Die Sache wird auch nicht besser, wenn das Auto im Ernstfall die Kontrolle an den Fahrer zurückgibt. Unter Unfallforschern kennt man den Begriff der Ironie der Automatisierung: Ein weitgehend automatisiertes System enthält dem Fahrer die Gelegenheiten zum Einüben der im Ernstfall wichtigen Fertigkeiten vor.

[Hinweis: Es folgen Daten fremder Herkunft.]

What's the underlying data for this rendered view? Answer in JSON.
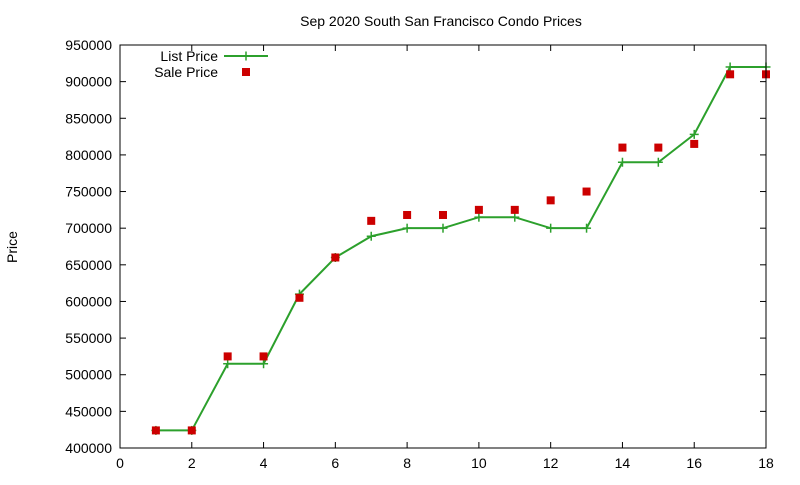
{
  "chart_data": {
    "type": "line",
    "title": "Sep 2020 South San Francisco Condo Prices",
    "xlabel": "",
    "ylabel": "Price",
    "xlim": [
      0,
      18
    ],
    "ylim": [
      400000,
      950000
    ],
    "xticks": [
      0,
      2,
      4,
      6,
      8,
      10,
      12,
      14,
      16,
      18
    ],
    "yticks": [
      400000,
      450000,
      500000,
      550000,
      600000,
      650000,
      700000,
      750000,
      800000,
      850000,
      900000,
      950000
    ],
    "grid": false,
    "legend_position": "top-left",
    "series": [
      {
        "name": "List Price",
        "style": "linespoints",
        "marker": "plus",
        "color": "#2ca02c",
        "x": [
          1,
          2,
          3,
          4,
          5,
          6,
          7,
          8,
          9,
          10,
          11,
          12,
          13,
          14,
          15,
          16,
          17,
          18
        ],
        "y": [
          424000,
          424000,
          515000,
          515000,
          610000,
          660000,
          689000,
          700000,
          700000,
          715000,
          715000,
          700000,
          700000,
          790000,
          790000,
          828000,
          920000,
          920000
        ]
      },
      {
        "name": "Sale Price",
        "style": "points",
        "marker": "square",
        "color": "#cc0000",
        "x": [
          1,
          2,
          3,
          4,
          5,
          6,
          7,
          8,
          9,
          10,
          11,
          12,
          13,
          14,
          15,
          16,
          17,
          18
        ],
        "y": [
          424000,
          424000,
          525000,
          525000,
          605000,
          660000,
          710000,
          718000,
          718000,
          725000,
          725000,
          738000,
          750000,
          810000,
          810000,
          815000,
          910000,
          910000
        ]
      }
    ]
  }
}
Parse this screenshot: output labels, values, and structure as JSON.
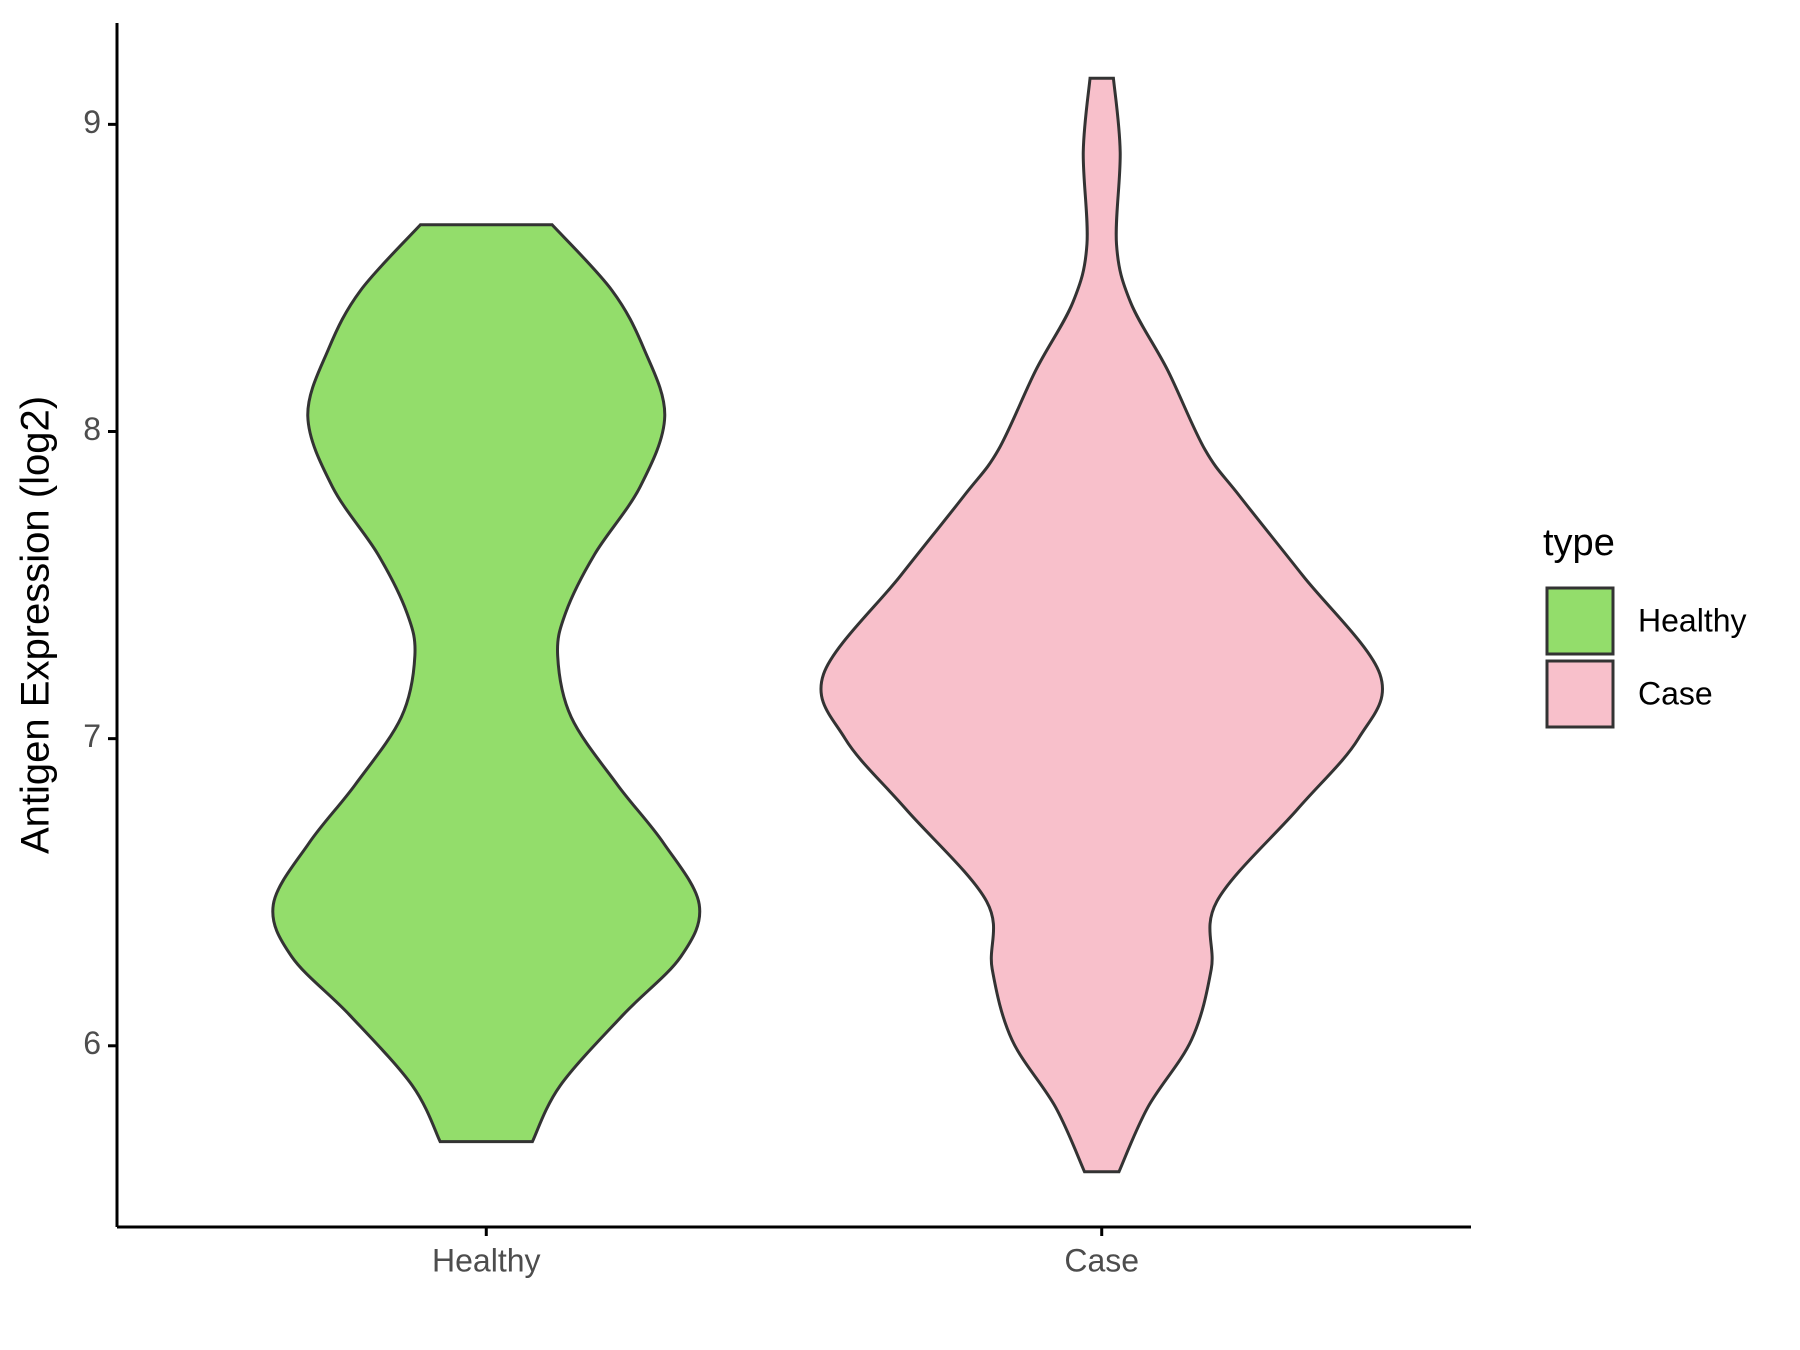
{
  "chart_data": {
    "type": "violin",
    "y_label": "Antigen Expression (log2)",
    "legend_title": "type",
    "categories": [
      "Healthy",
      "Case"
    ],
    "xlim": [
      0.4,
      2.6
    ],
    "ylim": [
      5.41,
      9.33
    ],
    "yticks": [
      6,
      7,
      8,
      9
    ],
    "grid": false,
    "legend_position": "right",
    "series": [
      {
        "name": "Healthy",
        "color": "#93dd6b",
        "y": [
          8.673,
          8.46,
          8.27,
          8.05,
          7.82,
          7.6,
          7.41,
          7.27,
          7.07,
          6.85,
          6.66,
          6.46,
          6.29,
          6.1,
          5.87,
          5.688
        ],
        "half_width": [
          0.107,
          0.204,
          0.256,
          0.29,
          0.25,
          0.176,
          0.129,
          0.116,
          0.138,
          0.213,
          0.288,
          0.346,
          0.316,
          0.222,
          0.12,
          0.075
        ]
      },
      {
        "name": "Case",
        "color": "#f8c0cb",
        "y": [
          9.15,
          8.91,
          8.61,
          8.42,
          8.2,
          7.94,
          7.79,
          7.53,
          7.21,
          7.0,
          6.77,
          6.47,
          6.25,
          6.02,
          5.8,
          5.59
        ],
        "half_width": [
          0.019,
          0.03,
          0.024,
          0.047,
          0.107,
          0.168,
          0.224,
          0.327,
          0.452,
          0.417,
          0.318,
          0.187,
          0.178,
          0.146,
          0.075,
          0.028
        ]
      }
    ]
  }
}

Die Ethikkommission wird uns viel zu sagen haben, auch über den rechtlichen Umgang mit den ethischen Dilemmata.
Bei all diesen Machbarkeitsüberlegungen dürfen wir aber den Auftrag nicht aus dem Auge verlieren, den uns das Menschenrecht aufgibt, nämlich dafür Sorge zu tragen, dass es zu solchen Dilemmata möglichst nicht kommt.